Mi rendo conto sempre di più di quanto le parole che usiamo possano influenzare in modo positivo o negativo il nostro pensiero e quello di chi ci sta accanto. Una comunicazione positiva e di qualità con se stessi prima e con gli altri dopo, è una delle competenze più preziose che possiamo disporre.
La mia riflessione nasce dal fatto che, alle volte, abusiamo di alcuni termini negativi, senza renderci conto che il ridondare di certe parole può suscitare un effetto negativo.
Un esempio è dato dalla parola “problema” che alle volte può venire usata troppo spesso, tanto da diventare un’abitudine.
Alle persone con cui collaboro ho esposto un mio punto di vista.
Oggi nel nostro mestiere (come immagino anche in molti altri) le complicazioni, che derivano da un sistema burocratico, fiscale e legislativo sempre più complesso e dinamico, sono all’ordine del giorno. Quindi, trovarsi davanti a un “problema” è una condizione costante e quotidiana.
Fatta questa premessa, sono arrivato alla conclusione che non si può chiamare con la parola “problema” una situazione che si ripete con frequenza e continuità.
Secondo alcuni formatori, il termine “problema”, inoltre, rientra tra quelle che vengono definite parole killer. In modo istintivo la associamo a situazioni spiacevoli, difficili e le emozioni che suscita sono: preoccupazione, disagio, ansia, fastidio.
Infine, il nostro cervello primordiale, quello più istintivo che regola le funzioni vitali, ha il compito di farci evitare il dolore. Quindi, per una questione di sopravvivenza, il “problema” è visto come una minaccia, un pericolo da cui scappare.
In pratica, inconsapevolmente, questa parola, se usata in modo costante, ci allontana dal raggiungimento dei nostri obiettivi, sia professionali che personali.
Da questo concetto, nasce la sfida che ho voluto lanciare ai miei collaboratori. Evitare di usare la parola “problema”. Di comune accordo si sono stabilite le regole del gioco.
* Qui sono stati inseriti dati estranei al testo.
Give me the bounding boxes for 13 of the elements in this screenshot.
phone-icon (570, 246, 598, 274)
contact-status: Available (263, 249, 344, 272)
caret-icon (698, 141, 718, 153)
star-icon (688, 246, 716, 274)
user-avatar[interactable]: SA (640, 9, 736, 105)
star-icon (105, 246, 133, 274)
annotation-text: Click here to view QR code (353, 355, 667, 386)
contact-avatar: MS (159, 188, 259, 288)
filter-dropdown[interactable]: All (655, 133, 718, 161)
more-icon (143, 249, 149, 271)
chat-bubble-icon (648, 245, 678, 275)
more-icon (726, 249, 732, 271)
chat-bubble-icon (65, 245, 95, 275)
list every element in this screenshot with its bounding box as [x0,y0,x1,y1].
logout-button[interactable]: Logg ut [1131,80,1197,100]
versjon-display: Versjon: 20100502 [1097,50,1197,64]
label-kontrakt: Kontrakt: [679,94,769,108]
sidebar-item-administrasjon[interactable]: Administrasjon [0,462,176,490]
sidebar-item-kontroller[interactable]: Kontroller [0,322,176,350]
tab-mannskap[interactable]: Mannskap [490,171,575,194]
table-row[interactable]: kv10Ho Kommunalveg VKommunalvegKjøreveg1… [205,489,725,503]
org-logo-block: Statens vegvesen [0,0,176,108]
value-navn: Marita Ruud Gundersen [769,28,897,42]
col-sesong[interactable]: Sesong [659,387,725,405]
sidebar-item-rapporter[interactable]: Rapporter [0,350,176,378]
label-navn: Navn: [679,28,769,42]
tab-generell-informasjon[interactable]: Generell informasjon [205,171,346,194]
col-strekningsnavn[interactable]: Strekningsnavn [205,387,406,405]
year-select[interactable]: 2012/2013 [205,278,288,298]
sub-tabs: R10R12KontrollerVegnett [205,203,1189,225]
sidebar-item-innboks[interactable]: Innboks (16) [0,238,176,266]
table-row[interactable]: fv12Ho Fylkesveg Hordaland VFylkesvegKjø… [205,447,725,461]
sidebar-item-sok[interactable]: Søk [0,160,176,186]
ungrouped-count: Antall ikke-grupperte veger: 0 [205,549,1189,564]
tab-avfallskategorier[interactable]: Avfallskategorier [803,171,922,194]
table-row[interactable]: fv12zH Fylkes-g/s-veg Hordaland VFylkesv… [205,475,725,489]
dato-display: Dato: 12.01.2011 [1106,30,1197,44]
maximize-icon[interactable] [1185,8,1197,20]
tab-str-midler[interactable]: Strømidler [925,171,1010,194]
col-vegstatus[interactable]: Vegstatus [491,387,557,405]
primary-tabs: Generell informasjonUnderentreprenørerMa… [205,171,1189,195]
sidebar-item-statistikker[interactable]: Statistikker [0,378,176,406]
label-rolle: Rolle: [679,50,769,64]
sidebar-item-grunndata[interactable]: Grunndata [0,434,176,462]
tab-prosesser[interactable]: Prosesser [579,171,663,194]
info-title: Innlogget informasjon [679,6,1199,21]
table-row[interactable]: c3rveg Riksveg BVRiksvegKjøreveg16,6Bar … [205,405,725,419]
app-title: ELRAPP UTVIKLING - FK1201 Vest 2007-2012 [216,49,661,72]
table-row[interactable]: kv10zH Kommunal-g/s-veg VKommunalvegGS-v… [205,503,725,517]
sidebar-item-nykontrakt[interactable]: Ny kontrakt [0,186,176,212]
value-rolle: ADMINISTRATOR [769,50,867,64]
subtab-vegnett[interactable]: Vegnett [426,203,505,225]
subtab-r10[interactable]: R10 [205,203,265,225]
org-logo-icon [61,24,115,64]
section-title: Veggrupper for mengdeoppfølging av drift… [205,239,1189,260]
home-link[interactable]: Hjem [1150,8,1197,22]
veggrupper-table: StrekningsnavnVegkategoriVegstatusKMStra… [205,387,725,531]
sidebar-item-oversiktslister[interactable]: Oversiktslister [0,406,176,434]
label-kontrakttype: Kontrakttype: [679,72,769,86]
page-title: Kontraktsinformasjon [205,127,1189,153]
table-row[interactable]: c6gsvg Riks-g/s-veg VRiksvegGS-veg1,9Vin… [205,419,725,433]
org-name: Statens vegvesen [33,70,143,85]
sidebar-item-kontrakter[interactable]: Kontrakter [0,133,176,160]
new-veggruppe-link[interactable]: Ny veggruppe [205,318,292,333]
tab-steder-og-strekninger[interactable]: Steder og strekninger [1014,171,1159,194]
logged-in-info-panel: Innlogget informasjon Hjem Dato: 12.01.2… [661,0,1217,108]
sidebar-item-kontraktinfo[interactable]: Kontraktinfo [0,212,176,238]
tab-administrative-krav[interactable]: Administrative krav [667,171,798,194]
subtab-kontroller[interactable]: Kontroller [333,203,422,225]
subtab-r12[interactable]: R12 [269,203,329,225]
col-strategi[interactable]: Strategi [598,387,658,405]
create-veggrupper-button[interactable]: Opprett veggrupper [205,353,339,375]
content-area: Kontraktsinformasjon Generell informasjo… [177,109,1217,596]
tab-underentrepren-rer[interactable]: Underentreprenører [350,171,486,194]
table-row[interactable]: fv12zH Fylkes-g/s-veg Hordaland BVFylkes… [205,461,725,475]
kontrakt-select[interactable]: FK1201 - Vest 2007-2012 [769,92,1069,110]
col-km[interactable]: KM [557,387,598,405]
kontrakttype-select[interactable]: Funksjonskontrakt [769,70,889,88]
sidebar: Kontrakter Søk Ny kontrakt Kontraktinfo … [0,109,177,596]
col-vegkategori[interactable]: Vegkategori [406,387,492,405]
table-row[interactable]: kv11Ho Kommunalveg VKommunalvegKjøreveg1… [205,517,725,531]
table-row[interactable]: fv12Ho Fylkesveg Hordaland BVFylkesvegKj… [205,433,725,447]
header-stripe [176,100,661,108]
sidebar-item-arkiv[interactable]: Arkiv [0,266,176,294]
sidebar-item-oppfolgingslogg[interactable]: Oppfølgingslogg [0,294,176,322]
In ambito lavorativo, ogni volta che per errore viene pronunciata questa parola, scatta il pagamento di una “multa”.
Un allenamento che diventa un gioco, un modo diretto e concreto per sforzarsi nel trovare un sinonimo a questo termine.
Questa è la nostra sfida: sostituire la parola “problema”, ma la stessa cosa potremmo farla con altre parole che hanno una valenza negativa. Lanciamo la competizione a tutti coloro che vogliono mettersi in gioco e allenarsi a migliorare la propria comunicazione.
Se da un lato la parola “problema” suscita emozioni negative, la parola “sfida”, invece, ci entusiasma e ci stimola a superare i nostri limiti. Siamo portati ad essere attratti dalle sfide: esse sono interessanti e ci obbligano a crescere. Ecco allora che potremmo parlare di sfide più che di problemi.
Di conseguenza, il nostro obiettivo è quello di relazionarci con noi stessi e con i clienti usando sempre meno il termine “problema”, ma proponendo sempre più immagini positive, come sfida o soluzione.
Qualcuno potrebbe obiettare: “Ma si tratta solo di una parola; cosa cambia?”
In realtà cambia molto! Riporto le parole di Matteo Rizzato, tratte dal suo articolo del Blog “L’importanza delle parole”.
Risulta, quindi, evidente che le parole che scegliamo di usare rappresentano un’arma molto forte e diventano lo specchio di ciò che siamo. Quale momento migliore, allora, per elaborare i nostri nuovi propositi. Non attendiamo la fine dell’anno, cavalchiamo subito questa sfida: non problemi, ma soluzioni!